Defendant further testified that his trial attorney was aware of the explanation but he did not want to bring it before the court due to the fact it would involve a communication to the court of other offenses, which might be prejudicial. The trial court denied defendant's post-trial motion for a new trial. After a pre-sentence hearing and sentencing, the defendant appealed.

Defendant contends that the State failed to establish his guilt beyond a reasonable doubt. Essentially, he urges that the identification testimony of Mrs. Hunter is not credible.

• 1, 2 The State must prove defendant's guilt beyond a reasonable doubt; however, the positive testimony of just one credible witness is enough to convict defendant, even if the testimony is contradicted by the accused. (People v. Novotny, 41 Ill.2d 401, 244 N.E.2d 182.) The fact that defendant's testimony and that of other defense witnesses conflicted with that of the State's principal witness creates a question of credibility for the trier of fact. In this case, the trier of fact has chosen to resolve the conflict in favor of the State. It is the function of the trial court as the trier of fact to ascertain the credibility of witnesses and its findings pertaining thereto will be disturbed only when the evidence of guilt is so improbable or unsatisfactory as to leave a reasonable doubt of guilt. People v. Curry, 56 Ill.2d 162, 306 N.E.2d 292.

Next, defendant contends he is entitled to a new trial because evidence adduced after trial would have changed the outcome of the trial. Defendant urges that the explanation given with regards to the remarks "I could not have done it. I can prove where I was at" was not given at trial because the defendant did not know the reliance that would be placed upon such remarks by the court. It is argued that a new trial should be permitted so that defendant can explain the remarks in question. We cannot agree.

• 3 An application for a new trial on the grounds of newly-discovered evidence is addressed to the sound discretion of the trial judge. (People ex rel. Walker v. Pate, 53 Ill.2d 485, 292 N.E.2d 387.) A denial thereof by the trial judge will not be disturbed upon review unless there is a showing of an abuse of discretion. It is clear that in order to warrant a new trial the new evidence must be conclusive or probably change the outcome on retrial. People v. Reese, 54 Ill.2d 51, 294 N.E.2d 288; People v. Miner, 17 Ill.
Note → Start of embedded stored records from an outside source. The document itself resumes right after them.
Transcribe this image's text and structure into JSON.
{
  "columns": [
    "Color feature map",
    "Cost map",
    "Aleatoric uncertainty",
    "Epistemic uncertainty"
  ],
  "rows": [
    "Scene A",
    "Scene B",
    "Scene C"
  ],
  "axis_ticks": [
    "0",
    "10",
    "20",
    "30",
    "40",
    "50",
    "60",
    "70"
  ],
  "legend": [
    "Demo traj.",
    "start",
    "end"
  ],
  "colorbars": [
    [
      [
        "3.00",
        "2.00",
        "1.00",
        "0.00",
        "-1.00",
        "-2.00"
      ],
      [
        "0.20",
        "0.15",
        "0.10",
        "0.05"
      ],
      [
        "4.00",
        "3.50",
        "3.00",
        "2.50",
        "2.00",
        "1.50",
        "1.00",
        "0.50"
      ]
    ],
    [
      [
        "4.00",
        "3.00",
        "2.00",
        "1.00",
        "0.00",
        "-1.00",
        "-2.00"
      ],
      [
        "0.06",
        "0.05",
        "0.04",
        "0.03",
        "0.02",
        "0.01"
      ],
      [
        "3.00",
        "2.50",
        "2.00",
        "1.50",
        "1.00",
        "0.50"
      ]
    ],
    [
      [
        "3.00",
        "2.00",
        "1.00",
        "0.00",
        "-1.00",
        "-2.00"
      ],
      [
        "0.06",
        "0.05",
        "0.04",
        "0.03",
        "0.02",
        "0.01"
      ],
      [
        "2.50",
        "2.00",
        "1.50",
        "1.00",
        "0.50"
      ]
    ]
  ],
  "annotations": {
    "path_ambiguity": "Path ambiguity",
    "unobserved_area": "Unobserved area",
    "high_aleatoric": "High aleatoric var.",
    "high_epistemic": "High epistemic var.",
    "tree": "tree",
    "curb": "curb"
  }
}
App.3d 661, 307 N.E.2d 624.

• 4, 5 The situation presented here is not one where the offered evidence was newly discovered. Defendant admits that the nondisclosure of the reason for his utterance when arrested was a calculated move on the part of his trial counsel. The evidence was intentionally withheld from the trial court as a result of a calculated trial tactic. Moreover, the evidence is not conclusive; therefore, the trial court's decision not to grant a new trial was not a manifest abuse of discretion.

• 6 Finally, the defendant urges that his burglary conviction must be reversed because it arose out of the same transaction as the rape conviction. The trial court found defendant guilty of both charges, although only one sentence was imposed. Where, as here, two offenses occur but are not independently motivated or otherwise separable, it would have been improper to impose separate sentences. (People v. Whittington, 46 Ill.2d 405, 265 N.E.2d 679.) Likewise, it is also improper under such circumstances to enter two judgments of conviction. People v. Lilly, 56 Ill.2d 493, 309 N.E.2d 1; People v. Leggett, 2 Ill. App.3d 962, 275 N.E.2d 651.

The conviction for the offense of rape is affirmed. The conviction upon the offense of burglary is reversed and this cause is remanded to the circuit court of Champaign County with directions to issue an amended mittimus.

Affirmed in part, reversed in part, and remanded with directions.

SMITH, P.J., and SIMKINS, J., concur.